I am aware that this kind of self-manipulation can bring unexpected complexity if being misused (aka self-modifying code), but hey… :wink:

The whole point of node-red is handling (read: route) messages based on their content values.

if temp > bla and time is this, then this flow else that flow. This sounds like a simple "problem" but I might misunderstand your problem.

example; I have a sun screen. node-red reads a nearby weather station for rain detection, wind meter. In parallel it reads my own weather station for temperature and it reads a lux meter for the brightness. If there is rain, screen open. If there is wind > 20ms screen open. If none of those, check the brightness between "sun noon" and sunset, close screen, else open.

If you haven't tried yet the https://flows.nodered.org/node/node-red-contrib-blindcontroller you probably should. I think most of your requirements are covered.

First, thank you for your replies. :smiley:

@hotNipi: this may well solve most of my problems regarding shutters, in fact it even seems far more elaborated than I'd thought I needed. But my question is also a general one, the rolling shutters being only one application.

@bakman2: for a more descriptive example, please have a look at my current setup,

From left to right, there are the triggers (fixed times and sun events, plus manual buttons), shutter positions put in as payload, devices put in as topic, and finally all is merged and sent via MQTT. Since the two flows are independent, each one can be edited separately.

My alternative implementation would probably be one single, long JavaScript function handling all actions, surrounded by a "if (global.get("summerMode")) {} else {}" construct, but that would lack NR's elegance…

…and that might be a solution. Having both flow tabs enabled, but throwing away all generated messages just before they leave the flow if it is non-active. Only disadvantage is that the server has to be running both of them, resulting in a somewhat greater workload.

Well you can place switch node to check things like "summerMode" right after any trigger node to reduce unnecessary computations.

but that would lack NR's elegance…

but disabling and enabling flows is elegant ? :wink: it defeats the purpose.

Your example of if (global.get("summerMode")) {} else {} -> you can set global variables with a change node, you can use a switch based on the global var.

Node.js (thus Node-RED) is event driven. So you can have lots of “flows” that just sit there until triggered. So no extra workload until they need to do something.

Yes, of course. In the home automation case here, there are only a few events triggered per day, so no real workload. I understand Node-RED is capable of handling much, much more workload :smiley:

Nevertheless, I think it would be advantageous for certain settings to e.g. have a simple JS statement for enabling/disabling a complete flow, similar to setting a (global/local) state variable. I just have no idea what implications this might have for NR's runtime organisation as normally enabling/disabling a flow in the editor requires deploying.

Yes it will always require deploying. Much better to “disable” it by filtering out any triggers that fire that part of the flow. If hot set a global variable, then make that one of the decision variables for each flow.

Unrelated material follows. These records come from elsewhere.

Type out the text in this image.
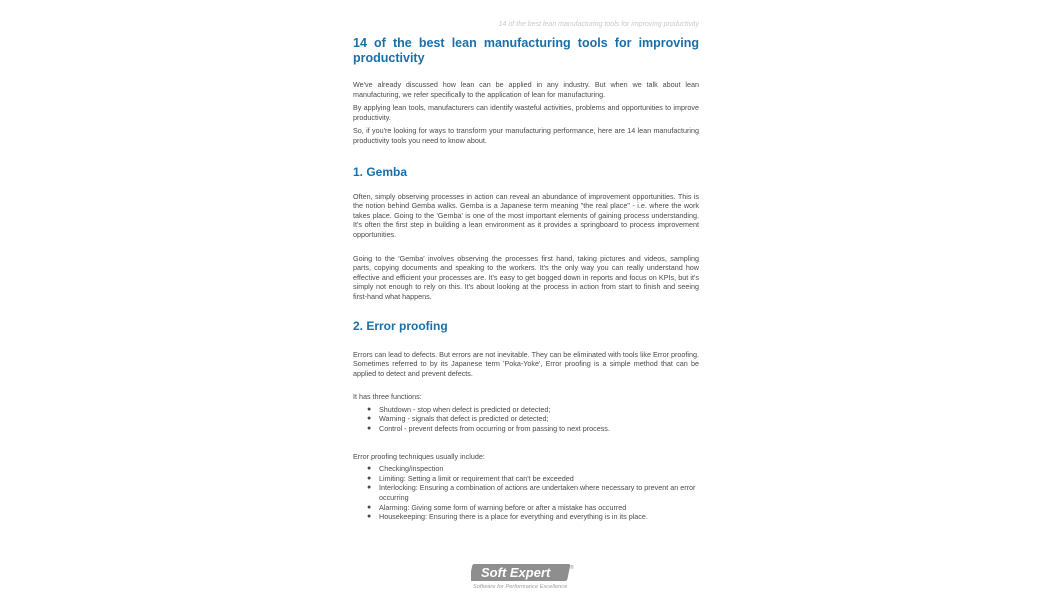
14 of the best lean manufacturing tools for improving productivity
14 of the best lean manufacturing tools for improving productivity

We've already discussed how lean can be applied in any industry. But when we talk about lean manufacturing, we refer specifically to the application of lean for manufacturing.

By applying lean tools, manufacturers can identify wasteful activities, problems and opportunities to improve productivity.

So, if you're looking for ways to transform your manufacturing performance, here are 14 lean manufacturing productivity tools you need to know about.

1. Gemba

Often, simply observing processes in action can reveal an abundance of improvement opportunities. This is the notion behind Gemba walks. Gemba is a Japanese term meaning "the real place" - i.e. where the work takes place. Going to the 'Gemba' is one of the most important elements of gaining process understanding. It's often the first step in building a lean environment as it provides a springboard to process improvement opportunities.

Going to the 'Gemba' involves observing the processes first hand, taking pictures and videos, sampling parts, copying documents and speaking to the workers. It's the only way you can really understand how effective and efficient your processes are. It's easy to get bogged down in reports and focus on KPIs, but it's simply not enough to rely on this. It's about looking at the process in action from start to finish and seeing first-hand what happens.

2. Error proofing

Errors can lead to defects. But errors are not inevitable. They can be eliminated with tools like Error proofing. Sometimes referred to by its Japanese term 'Poka-Yoke', Error proofing is a simple method that can be applied to detect and prevent defects.

It has three functions:

● Shutdown - stop when defect is predicted or detected;
● Warning - signals that defect is predicted or detected;
● Control - prevent defects from occurring or from passing to next process.

Error proofing techniques usually include:

● Checking/inspection
● Limiting: Setting a limit or requirement that can't be exceeded
● Interlocking: Ensuring a combination of actions are undertaken where necessary to prevent an error occurring
● Alarming: Giving some form of warning before or after a mistake has occurred
● Housekeeping: Ensuring there is a place for everything and everything is in its place.
Soft Expert	®
Software for Performance Excellence
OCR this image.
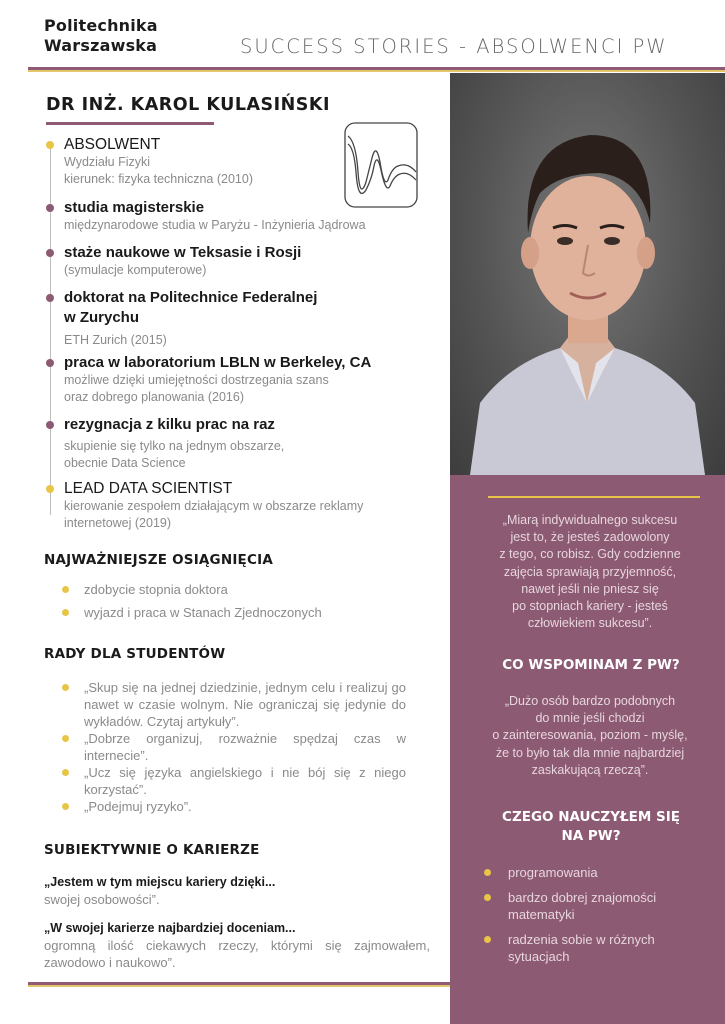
Politechnika
Warszawska	SUCCESS STORIES - ABSOLWENCI PW
„Miarą indywidualnego sukcesu
jest to, że jesteś zadowolony
z tego, co robisz. Gdy codzienne
zajęcia sprawiają przyjemność,
nawet jeśli nie pniesz się
po stopniach kariery - jesteś
człowiekiem sukcesu”.
CO WSPOMINAM Z PW?
„Dużo osób bardzo podobnych
do mnie jeśli chodzi
o zainteresowania, poziom - myślę,
że to było tak dla mnie najbardziej
zaskakującą rzeczą”.
CZEGO NAUCZYŁEM SIĘ
NA PW?
programowania
bardzo dobrej znajomości matematyki
radzenia sobie w różnych sytuacjach
DR INŻ. KAROL KULASIŃSKI
ABSOLWENT
Wydziału Fizyki
kierunek: fizyka techniczna (2010)
studia magisterskie
międzynarodowe studia w Paryżu - Inżynieria Jądrowa
staże naukowe w Teksasie i Rosji
(symulacje komputerowe)
doktorat na Politechnice Federalnej
w Zurychu
ETH Zurich (2015)
praca w laboratorium LBLN w Berkeley, CA
możliwe dzięki umiejętności dostrzegania szans
oraz dobrego planowania (2016)
rezygnacja z kilku prac na raz
skupienie się tylko na jednym obszarze,
obecnie Data Science
LEAD DATA SCIENTIST
kierowanie zespołem działającym w obszarze reklamy
internetowej (2019)
NAJWAŻNIEJSZE OSIĄGNIĘCIA
zdobycie stopnia doktora
wyjazd i praca w Stanach Zjednoczonych
RADY DLA STUDENTÓW
„Skup się na jednej dziedzinie, jednym celu i realizuj go nawet w czasie wolnym. Nie ograniczaj się jedynie do wykładów. Czytaj artykuły”.
„Dobrze organizuj, rozważnie spędzaj czas w internecie”.
„Ucz się języka angielskiego i nie bój się z niego korzystać”.
„Podejmuj ryzyko”.
SUBIEKTYWNIE O KARIERZE
„Jestem w tym miejscu kariery dzięki...
swojej osobowości”.
„W swojej karierze najbardziej doceniam...
ogromną ilość ciekawych rzeczy, którymi się zajmowałem, zawodowo i naukowo”.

I solve that in my setup by setting a couple global variables, then allow (sub)flows to be run through a switch node that checks what the current condition of that variable is before running the flow. That switch sits at the start, immediately behind anything that triggers it.

For example, I have a "guest mode" variable where in the default situation this is off. But if I have people over, rather than having the automation do semi-random things that only I know about, for example ask me (TTS over a speaker) how I'm doing with pain or giving suggestions for things to eat/pills to take. An alternative flow is started instead when guest mode is on, where these things still happen but rather than asking notifications will be send to my phone for me to respond to, whether normally I would just answer out loud as a Snips conversation is started.

For me, that works just fine. Yeah it's a bit verbose with all those flows visible in the editor, but with good naming both flows and subflows it does not hinder me.